§ 173 – Genehmigung, Übernahmeanspruch

BAUGB · Baugesetzbuch

(1)Die Genehmigung wird durch die Gemeinde erteilt; § 22 Absatz 5 Satz 2 bis 5 ist entsprechend anzuwenden. Ist eine baurechtliche Genehmigung oder an ihrer Stelle eine baurechtliche Zustimmung erforderlich, wird die Genehmigung durch die Baugenehmigungsbehörde im Einvernehmen mit der Gemeinde erteilt; im Baugenehmigungs- oder Zustimmungsverfahren wird über die in § 172 Absatz 3 bis 5 bezeichneten Belange entschieden.
(2)Wird in den Fällen des § 172 Absatz 3 die Genehmigung versagt, kann der Eigentümer von der Gemeinde unter den Voraussetzungen des § 40 Absatz 2 die Übernahme des Grundstücks verlangen. § 43 Absatz 1, 4 und 5 sowie § 44 Absatz 3 und 4 sind entsprechend anzuwenden.
(3)Vor der Entscheidung über den Genehmigungsantrag hat die Gemeinde mit dem Eigentümer oder sonstigen zur Unterhaltung Verpflichteten die für die Entscheidung erheblichen Tatsachen zu erörtern.
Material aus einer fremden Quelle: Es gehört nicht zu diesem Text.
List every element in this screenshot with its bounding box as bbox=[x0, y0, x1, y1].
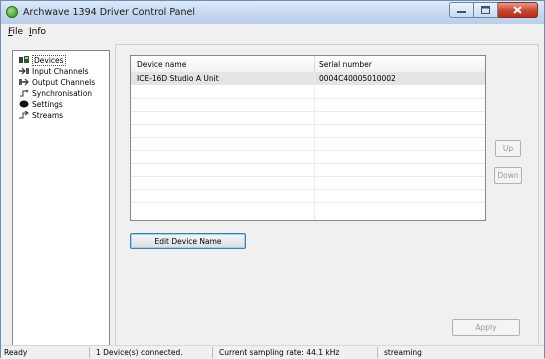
minimize-button[interactable] bbox=[449, 2, 474, 18]
serial-number-cell: 0004C40005010002 bbox=[319, 74, 396, 83]
tree-item-streams[interactable]: Streams bbox=[19, 110, 63, 120]
close-icon bbox=[513, 6, 522, 14]
status-bar: Ready 1 Device(s) connected. Current sam… bbox=[1, 345, 544, 359]
input-channels-icon bbox=[19, 67, 29, 75]
status-divider bbox=[89, 347, 90, 358]
column-gridline bbox=[314, 72, 315, 220]
navigation-tree: Devices Input Channels Output Channels S… bbox=[12, 50, 110, 347]
tree-item-input-channels[interactable]: Input Channels bbox=[19, 66, 89, 76]
app-window: Archwave 1394 Driver Control Panel File … bbox=[0, 0, 545, 359]
menu-file-rest: ile bbox=[12, 27, 24, 37]
row-gridline bbox=[131, 176, 485, 177]
close-button[interactable] bbox=[498, 2, 538, 18]
device-name-cell: ICE-16D Studio A Unit bbox=[137, 74, 219, 83]
maximize-button[interactable] bbox=[474, 2, 498, 18]
row-gridline bbox=[131, 98, 485, 99]
row-gridline bbox=[131, 189, 485, 190]
menu-info-rest: nfo bbox=[31, 27, 47, 37]
tree-item-settings[interactable]: Settings bbox=[19, 99, 63, 109]
tree-label-settings: Settings bbox=[32, 99, 63, 109]
minimize-icon bbox=[457, 11, 466, 13]
streams-icon bbox=[19, 110, 29, 119]
device-table[interactable]: Device name Serial number ICE-16D Studio… bbox=[130, 55, 486, 221]
column-header-device-name[interactable]: Device name bbox=[137, 60, 186, 69]
tree-label-input-channels: Input Channels bbox=[32, 66, 89, 76]
synchronisation-icon bbox=[19, 89, 29, 97]
row-gridline bbox=[131, 111, 485, 112]
status-divider bbox=[212, 347, 213, 358]
menu-bar: File Info bbox=[1, 24, 544, 40]
status-streaming: streaming bbox=[384, 348, 422, 357]
table-header: Device name Serial number bbox=[131, 56, 485, 73]
row-gridline bbox=[131, 150, 485, 151]
maximize-icon bbox=[481, 6, 490, 14]
column-divider[interactable] bbox=[314, 56, 315, 72]
table-row[interactable]: ICE-16D Studio A Unit 0004C40005010002 bbox=[131, 72, 485, 85]
window-title: Archwave 1394 Driver Control Panel bbox=[23, 7, 195, 18]
apply-button[interactable]: Apply bbox=[452, 319, 520, 336]
row-gridline bbox=[131, 124, 485, 125]
tree-item-output-channels[interactable]: Output Channels bbox=[19, 77, 95, 87]
tree-label-streams: Streams bbox=[32, 110, 64, 120]
tree-item-devices[interactable]: Devices bbox=[19, 54, 66, 66]
tree-item-synchronisation[interactable]: Synchronisation bbox=[19, 88, 92, 98]
menu-info[interactable]: Info bbox=[29, 27, 46, 37]
row-gridline bbox=[131, 202, 485, 203]
down-button[interactable]: Down bbox=[494, 167, 522, 184]
column-header-serial-number[interactable]: Serial number bbox=[319, 60, 372, 69]
status-device-count: 1 Device(s) connected. bbox=[96, 348, 183, 357]
edit-device-name-button[interactable]: Edit Device Name bbox=[130, 233, 246, 249]
output-channels-icon bbox=[19, 78, 29, 86]
status-sampling-rate: Current sampling rate: 44.1 kHz bbox=[219, 348, 340, 357]
tree-label-output-channels: Output Channels bbox=[32, 77, 96, 87]
tree-label-devices: Devices bbox=[32, 54, 66, 66]
status-divider bbox=[377, 347, 378, 358]
up-button[interactable]: Up bbox=[495, 140, 521, 157]
menu-file[interactable]: File bbox=[8, 27, 23, 37]
title-bar[interactable]: Archwave 1394 Driver Control Panel bbox=[1, 1, 544, 25]
status-ready: Ready bbox=[4, 348, 28, 357]
app-icon bbox=[6, 6, 18, 18]
row-gridline bbox=[131, 137, 485, 138]
row-gridline bbox=[131, 163, 485, 164]
devices-icon bbox=[19, 56, 29, 64]
settings-icon bbox=[19, 100, 29, 108]
tree-label-synchronisation: Synchronisation bbox=[32, 88, 93, 98]
caption-buttons bbox=[449, 2, 538, 19]
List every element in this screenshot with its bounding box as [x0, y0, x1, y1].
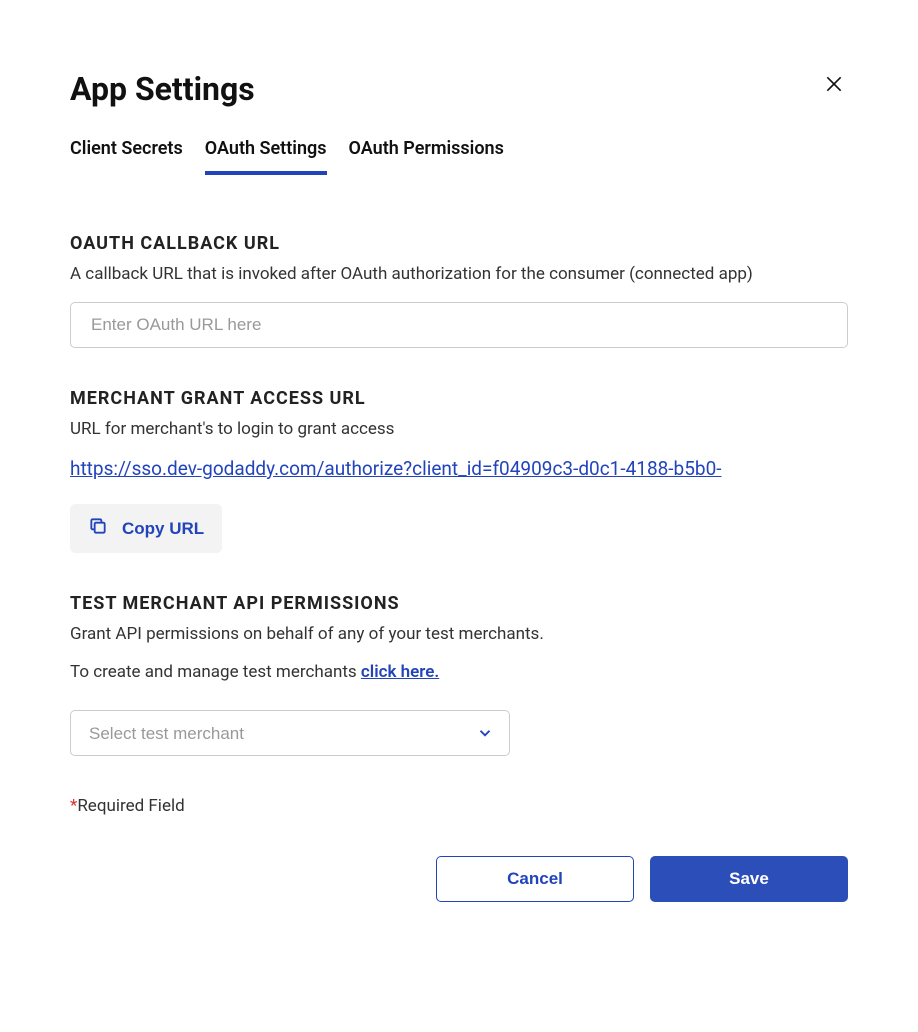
footer-buttons: Cancel Save	[70, 856, 848, 902]
callback-title: OAUTH CALLBACK URL	[70, 233, 848, 254]
close-icon	[824, 82, 844, 97]
close-button[interactable]	[820, 70, 848, 101]
required-field-label: Required Field	[77, 796, 184, 816]
copy-url-button[interactable]: Copy URL	[70, 504, 222, 553]
cancel-button[interactable]: Cancel	[436, 856, 634, 902]
test-permissions-section: TEST MERCHANT API PERMISSIONS Grant API …	[70, 593, 848, 756]
page-title: App Settings	[70, 70, 255, 108]
test-merchant-select-wrapper: Select test merchant	[70, 710, 510, 756]
test-permissions-description: Grant API permissions on behalf of any o…	[70, 624, 848, 644]
test-merchant-help-link[interactable]: click here.	[361, 662, 439, 682]
tab-oauth-permissions[interactable]: OAuth Permissions	[349, 138, 504, 175]
test-permissions-title: TEST MERCHANT API PERMISSIONS	[70, 593, 848, 614]
grant-section: MERCHANT GRANT ACCESS URL URL for mercha…	[70, 388, 848, 553]
test-merchant-help-prefix: To create and manage test merchants	[70, 662, 361, 682]
grant-access-url-link[interactable]: https://sso.dev-godaddy.com/authorize?cl…	[70, 457, 848, 480]
copy-icon	[88, 516, 108, 541]
callback-description: A callback URL that is invoked after OAu…	[70, 264, 848, 284]
oauth-callback-input[interactable]	[70, 302, 848, 348]
grant-title: MERCHANT GRANT ACCESS URL	[70, 388, 848, 409]
tab-oauth-settings[interactable]: OAuth Settings	[205, 138, 327, 175]
tab-client-secrets[interactable]: Client Secrets	[70, 138, 183, 175]
copy-url-label: Copy URL	[122, 519, 204, 539]
save-button[interactable]: Save	[650, 856, 848, 902]
test-merchant-help: To create and manage test merchants clic…	[70, 662, 848, 682]
callback-section: OAUTH CALLBACK URL A callback URL that i…	[70, 233, 848, 348]
grant-description: URL for merchant's to login to grant acc…	[70, 419, 848, 439]
tabs: Client Secrets OAuth Settings OAuth Perm…	[70, 138, 848, 175]
required-field-note: *Required Field	[70, 796, 848, 816]
test-merchant-select[interactable]: Select test merchant	[70, 710, 510, 756]
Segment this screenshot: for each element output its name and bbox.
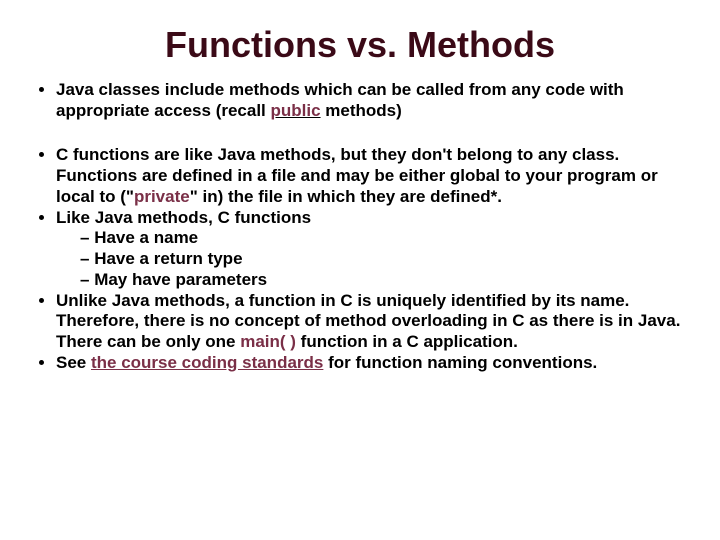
- text: function in a C application.: [296, 332, 518, 351]
- bullet-list: Java classes include methods which can b…: [56, 80, 692, 121]
- bullet-see-standards: See the course coding standards for func…: [56, 353, 692, 374]
- bullet-like-java: Like Java methods, C functions Have a na…: [56, 208, 692, 291]
- bullet-c-functions: C functions are like Java methods, but t…: [56, 145, 692, 207]
- sub-bullet-name: Have a name: [80, 228, 692, 249]
- slide-title: Functions vs. Methods: [28, 24, 692, 66]
- bullet-java-methods: Java classes include methods which can b…: [56, 80, 692, 121]
- text: methods): [321, 101, 402, 120]
- text: for function naming conventions.: [323, 353, 597, 372]
- sub-list: Have a name Have a return type May have …: [80, 228, 692, 290]
- bullet-list: C functions are like Java methods, but t…: [56, 145, 692, 373]
- bullet-unique-name: Unlike Java methods, a function in C is …: [56, 291, 692, 353]
- sub-bullet-parameters: May have parameters: [80, 270, 692, 291]
- keyword-main: main( ): [240, 332, 296, 351]
- text: See: [56, 353, 91, 372]
- link-coding-standards[interactable]: the course coding standards: [91, 353, 323, 372]
- slide: Functions vs. Methods Java classes inclu…: [0, 0, 720, 540]
- text: " in) the file in which they are defined…: [190, 187, 502, 206]
- sub-bullet-return-type: Have a return type: [80, 249, 692, 270]
- keyword-public: public: [271, 101, 321, 120]
- text: Like Java methods, C functions: [56, 208, 311, 227]
- spacer: [28, 135, 692, 145]
- keyword-private: private: [134, 187, 190, 206]
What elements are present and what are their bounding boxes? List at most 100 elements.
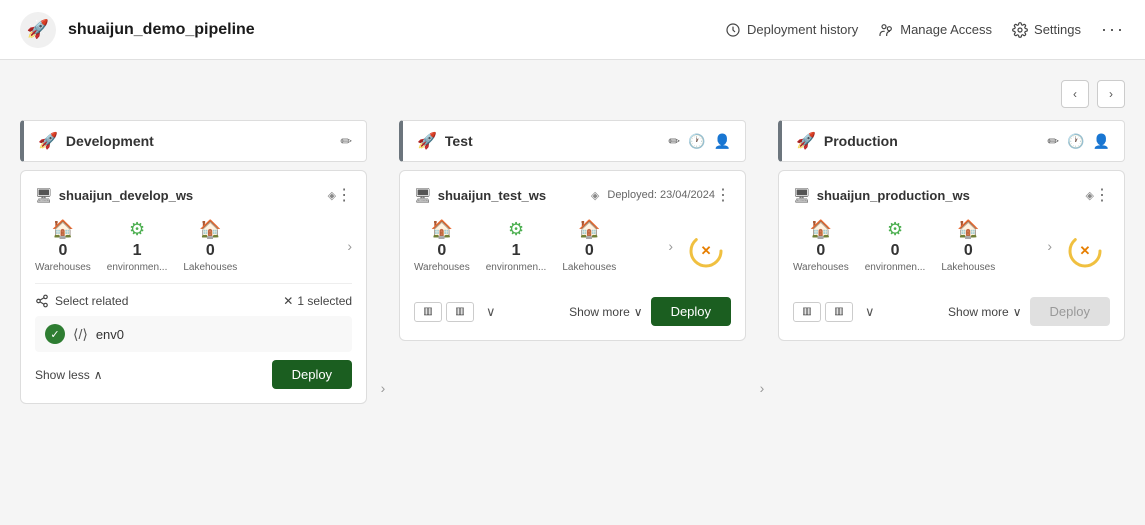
clock-icon [725,22,741,38]
develop-warehouses-stat: 🏠 0 Warehouses [35,219,91,273]
production-warehouses-stat: 🏠 0 Warehouses [793,219,849,273]
test-environments-count: 1 [512,242,521,260]
test-warehouse-icon: 🏠 [431,219,453,240]
develop-lakehouses-count: 0 [206,242,215,260]
deployment-history-button[interactable]: Deployment history [725,22,858,38]
test-diff-box-1: ▥ [414,302,442,322]
production-ws-header: 🖥 shuaijun_production_ws ◈ ⋮ [793,185,1110,205]
test-deploy-button[interactable]: Deploy [651,297,731,326]
test-ws-icon: 🖥 [414,187,432,204]
nav-row: ‹ › [20,80,1125,108]
test-lakehouses-stat: 🏠 0 Lakehouses [562,219,616,273]
develop-ws-more-button[interactable]: ⋮ [336,185,352,205]
test-x-icon: ✕ [701,243,712,259]
people-icon [878,22,894,38]
production-ws-more-button[interactable]: ⋮ [1094,185,1110,205]
settings-button[interactable]: Settings [1012,22,1081,38]
development-stage-header: 🚀 Development ✏ [20,120,367,162]
selected-count: ✕ 1 selected [283,294,352,308]
production-edit-icon[interactable]: ✏ [1047,133,1059,150]
test-stage-header: 🚀 Test ✏ 🕐 👤 [399,120,746,162]
test-warehouses-label: Warehouses [414,262,470,273]
development-stage-icon: 🚀 [38,131,58,151]
test-diff-chevron[interactable]: ∨ [486,304,496,320]
env0-code-icon: ⟨/⟩ [73,326,88,343]
test-people-icon[interactable]: 👤 [714,133,731,150]
test-ws-more-button[interactable]: ⋮ [715,185,731,205]
production-warehouses-count: 0 [816,242,825,260]
develop-deploy-button[interactable]: Deploy [272,360,352,389]
production-lakehouses-stat: 🏠 0 Lakehouses [941,219,995,273]
select-related-label: Select related [35,294,128,308]
test-warehouses-count: 0 [437,242,446,260]
production-deploy-button: Deploy [1030,297,1110,326]
test-stats-row: 🏠 0 Warehouses ⚙ 1 environmen... 🏠 0 [414,219,673,273]
test-warehouses-stat: 🏠 0 Warehouses [414,219,470,273]
more-options-button[interactable]: ··· [1101,19,1125,40]
test-ws-header: 🖥 shuaijun_test_ws ◈ Deployed: 23/04/202… [414,185,731,205]
header-actions: Deployment history Manage Access Setting… [725,19,1125,40]
test-show-more-button[interactable]: Show more ∨ [569,305,643,319]
develop-environments-icon: ⚙ [129,219,145,240]
select-related-section: Select related ✕ 1 selected ✓ ⟨/⟩ env0 [35,283,352,352]
test-lakehouses-count: 0 [585,242,594,260]
next-nav-button[interactable]: › [1097,80,1125,108]
production-diff-box-1: ▥ [793,302,821,322]
env0-item: ✓ ⟨/⟩ env0 [35,316,352,352]
production-environments-icon: ⚙ [887,219,903,240]
test-environments-label: environmen... [486,262,547,273]
production-column: 🚀 Production ✏ 🕐 👤 🖥 shuaijun_production… [778,120,1125,505]
develop-stats-arrow[interactable]: › [347,238,352,254]
production-show-more-button[interactable]: Show more ∨ [948,305,1022,319]
env0-name: env0 [96,327,124,342]
test-history-icon[interactable]: 🕐 [688,133,705,150]
test-stats-arrow[interactable]: › [668,238,673,254]
chevron-up-icon: ∧ [94,368,103,382]
develop-show-less-button[interactable]: Show less ∧ [35,368,103,382]
develop-environments-stat: ⚙ 1 environmen... [107,219,168,273]
close-selected-icon[interactable]: ✕ [283,294,293,308]
test-environments-stat: ⚙ 1 environmen... [486,219,547,273]
manage-access-label: Manage Access [900,22,992,37]
develop-lakehouses-icon: 🏠 [199,219,221,240]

In den Fällen des § 172 Absatz 4 und 5 hat sie auch Mieter, Pächter und sonstige Nutzungsberechtigte zu hören. In den Fällen des § 172 Absatz 4 Satz 3 Nummer 6 hat sie die nach Satz 2 anzuhörenden Personen über die Erteilung einer Genehmigung zu informieren.
(4)Die landesrechtlichen Vorschriften, insbesondere über den Schutz und die Erhaltung von Denkmälern, bleiben unberührt.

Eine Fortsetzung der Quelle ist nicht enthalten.